Use pd.read_csv() to load text file with tab delimiters
Let’s outline this using a simple example. Suppose we have a text file that has several rows. The values are separated by a tab delimiter. If you want to follow along, you can copy and paste the text into a .txt file:
Person sales
Liam 120
Harry 180
Louis 100
Niall 150
Let’s now go ahead and load it to Pandas. In this example i suumed the file is saved in a folder named data (will work in Windows, Linux or macOS).
import pandas as pd
sales= pd.read_csv('../data/sales_tab.txt')
sales.head()
As you can see below, Pandas didn’t read correctly the tabstops in your file.
| Person\tsales | |
|---|---|
| 0 | Liam\t120 |
| 1 | Harry\t180 |
| 2 | Louis\t100 |
| 3 | Niall\t150 |
The solution is to swith the delimiter=’\t’ parameter of the pd.read_csv() function to define the tabspace as the delimiting character.

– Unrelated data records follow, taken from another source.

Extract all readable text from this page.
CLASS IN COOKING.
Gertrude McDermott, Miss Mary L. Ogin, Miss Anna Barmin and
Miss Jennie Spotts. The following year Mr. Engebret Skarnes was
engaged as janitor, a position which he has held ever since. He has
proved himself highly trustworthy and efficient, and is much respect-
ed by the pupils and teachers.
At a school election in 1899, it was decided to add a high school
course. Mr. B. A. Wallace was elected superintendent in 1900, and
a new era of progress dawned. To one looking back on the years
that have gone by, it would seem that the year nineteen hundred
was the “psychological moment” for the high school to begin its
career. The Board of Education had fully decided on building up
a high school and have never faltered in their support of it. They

sales= pd.read_csv('../data/sales_tab.txt', delimiter='\t')
sales.head()
This is pretty cool. with a couple of code rows you got the text file line by line (including the headers) into your Pandas sales dataframe and now you can start to work with the data.
| Person | sales | |
|---|---|---|
| 0 | Liam | 120 |
| 1 | Harry | 180 |
| 2 | Louis | 100 |
| 3 | Niall | 150 |
Note that you can obviously customize the column headers as needed, by using the names parameter, as shown below.
sales= pd.read_csv('../data/sales_tab.txt', delimiter='\t', names=['singer', 'net worth'])

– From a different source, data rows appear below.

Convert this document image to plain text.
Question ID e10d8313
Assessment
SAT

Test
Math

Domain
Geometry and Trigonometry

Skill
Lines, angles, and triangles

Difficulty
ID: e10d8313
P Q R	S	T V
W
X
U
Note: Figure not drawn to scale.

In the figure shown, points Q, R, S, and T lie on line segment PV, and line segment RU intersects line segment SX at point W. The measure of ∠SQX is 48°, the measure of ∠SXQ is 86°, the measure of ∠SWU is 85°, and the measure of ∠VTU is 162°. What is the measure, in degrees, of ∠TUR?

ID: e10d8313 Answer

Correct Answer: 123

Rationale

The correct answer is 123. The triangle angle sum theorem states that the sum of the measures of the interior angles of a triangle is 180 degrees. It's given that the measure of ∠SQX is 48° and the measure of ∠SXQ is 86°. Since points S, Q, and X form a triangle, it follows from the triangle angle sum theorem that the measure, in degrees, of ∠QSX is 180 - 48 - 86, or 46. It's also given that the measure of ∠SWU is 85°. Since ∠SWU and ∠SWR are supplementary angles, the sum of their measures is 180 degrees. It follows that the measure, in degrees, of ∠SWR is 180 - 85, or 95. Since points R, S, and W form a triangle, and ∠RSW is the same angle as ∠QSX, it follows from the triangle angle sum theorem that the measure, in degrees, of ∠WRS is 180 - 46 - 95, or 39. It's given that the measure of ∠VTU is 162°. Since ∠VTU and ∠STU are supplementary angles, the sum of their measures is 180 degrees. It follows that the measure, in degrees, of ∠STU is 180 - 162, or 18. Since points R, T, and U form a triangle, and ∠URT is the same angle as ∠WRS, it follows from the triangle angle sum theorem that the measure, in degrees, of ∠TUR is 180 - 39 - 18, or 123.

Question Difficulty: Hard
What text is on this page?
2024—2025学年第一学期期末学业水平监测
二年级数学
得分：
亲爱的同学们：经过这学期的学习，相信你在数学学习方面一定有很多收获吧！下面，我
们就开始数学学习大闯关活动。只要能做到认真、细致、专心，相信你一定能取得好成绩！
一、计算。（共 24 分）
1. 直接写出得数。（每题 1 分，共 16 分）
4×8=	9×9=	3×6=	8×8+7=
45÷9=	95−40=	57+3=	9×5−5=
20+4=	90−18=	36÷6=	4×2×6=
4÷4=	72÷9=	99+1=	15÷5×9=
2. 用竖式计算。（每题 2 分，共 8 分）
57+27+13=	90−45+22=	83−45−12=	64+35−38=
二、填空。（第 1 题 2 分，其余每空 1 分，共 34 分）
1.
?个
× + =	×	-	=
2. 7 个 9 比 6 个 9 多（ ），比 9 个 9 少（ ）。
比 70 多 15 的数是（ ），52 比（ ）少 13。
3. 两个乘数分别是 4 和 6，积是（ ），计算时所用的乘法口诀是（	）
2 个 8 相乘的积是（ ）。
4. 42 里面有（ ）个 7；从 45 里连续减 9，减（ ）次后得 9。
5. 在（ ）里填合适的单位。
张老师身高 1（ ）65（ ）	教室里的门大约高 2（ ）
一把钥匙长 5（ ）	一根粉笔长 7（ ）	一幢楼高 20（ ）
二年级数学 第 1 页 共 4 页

Read text with no spaces into Pandas
What of the content of the text file is just separated by commas, like a .csv file and the file is encoded as utf-16, as it was probably saved from Excel?
This won’t work:
sales2= pd.read_csv('../data/sales_txt.txt')
You’ll get an encoding error: ‘utf-8’ codec can’t decode byte 0xff in position 0: invalid start byte
Solution is to use the encoding parameter and set it to utf-16 or other relevant encoding as needed:
sales2= pd.read_csv('../data/sales_txt.txt', \
encoding='utf-16')
Troubleshooting Common Issues
Why does pd.read_csv() misalign columns when reading a text file?

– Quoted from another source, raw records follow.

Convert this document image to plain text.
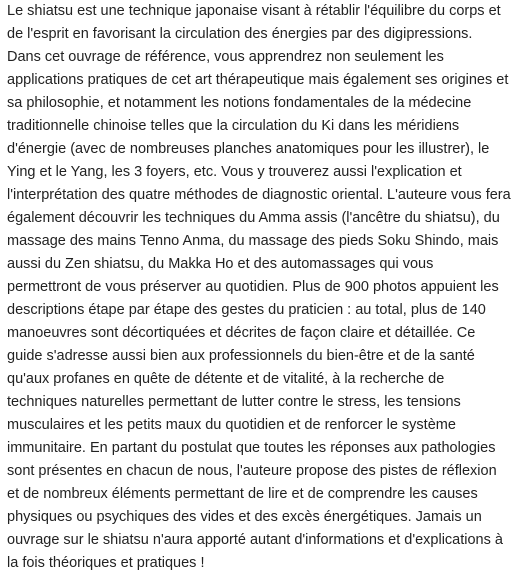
Le shiatsu est une technique japonaise visant à rétablir l'équilibre du corps et
de l'esprit en favorisant la circulation des énergies par des digipressions.
Dans cet ouvrage de référence, vous apprendrez non seulement les
applications pratiques de cet art thérapeutique mais également ses origines et
sa philosophie, et notamment les notions fondamentales de la médecine
traditionnelle chinoise telles que la circulation du Ki dans les méridiens
d'énergie (avec de nombreuses planches anatomiques pour les illustrer), le
Ying et le Yang, les 3 foyers, etc. Vous y trouverez aussi l'explication et
l'interprétation des quatre méthodes de diagnostic oriental. L'auteure vous fera
également découvrir les techniques du Amma assis (l'ancêtre du shiatsu), du
massage des mains Tenno Anma, du massage des pieds Soku Shindo, mais
aussi du Zen shiatsu, du Makka Ho et des automassages qui vous
permettront de vous préserver au quotidien. Plus de 900 photos appuient les
descriptions étape par étape des gestes du praticien : au total, plus de 140
manoeuvres sont décortiquées et décrites de façon claire et détaillée. Ce
guide s'adresse aussi bien aux professionnels du bien-être et de la santé
qu'aux profanes en quête de détente et de vitalité, à la recherche de
techniques naturelles permettant de lutter contre le stress, les tensions
musculaires et les petits maux du quotidien et de renforcer le système
immunitaire. En partant du postulat que toutes les réponses aux pathologies
sont présentes en chacun de nous, l'auteure propose des pistes de réflexion
et de nombreux éléments permettant de lire et de comprendre les causes
physiques ou psychiques des vides et des excès énergétiques. Jamais un
ouvrage sur le shiatsu n'aura apporté autant d'informations et d'explications à
la fois théoriques et pratiques !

Column misalignment usually happens when the delimiter is not set correctly. Tab-separated files need sep='\t', and files with irregular whitespace require sep='\s+' with engine='python'. Check the raw file in a text editor to identify the actual separator character. Another common cause is quoted fields containing the delimiter itself — setting quotechar='"' resolves that. After loading the data correctly, you might want to export a dataframe column to a Python list to verify that values parsed into the right fields.
How do I skip header rows or footer lines when reading a text file?
Use skiprows to ignore lines at the top and skipfooter for lines at the bottom. For example, pd.read_csv('data.txt', sep='\t', skiprows=3, skipfooter=2, engine='python') skips the first three and last two lines. You can also pass a list to skiprows, such as skiprows=[0, 2, 5], to skip specific non-consecutive lines. Once your data is loaded cleanly, columns that contain combined values can be separated using techniques for splitting one column into multiple columns to normalize your dataset for analysis.
What encoding should I use when pd.read_csv() throws a UnicodeDecodeError?
Start with encoding='utf-8', which covers most modern files. If that fails, try encoding='latin-1' or encoding='cp1252' for files created on Windows systems. You can detect the encoding programmatically with the chardet library by reading the first few thousand bytes of the file. As a last resort, encoding='utf-8' combined with errors='replace' substitutes unreadable characters with a placeholder rather than crashing the import entirely.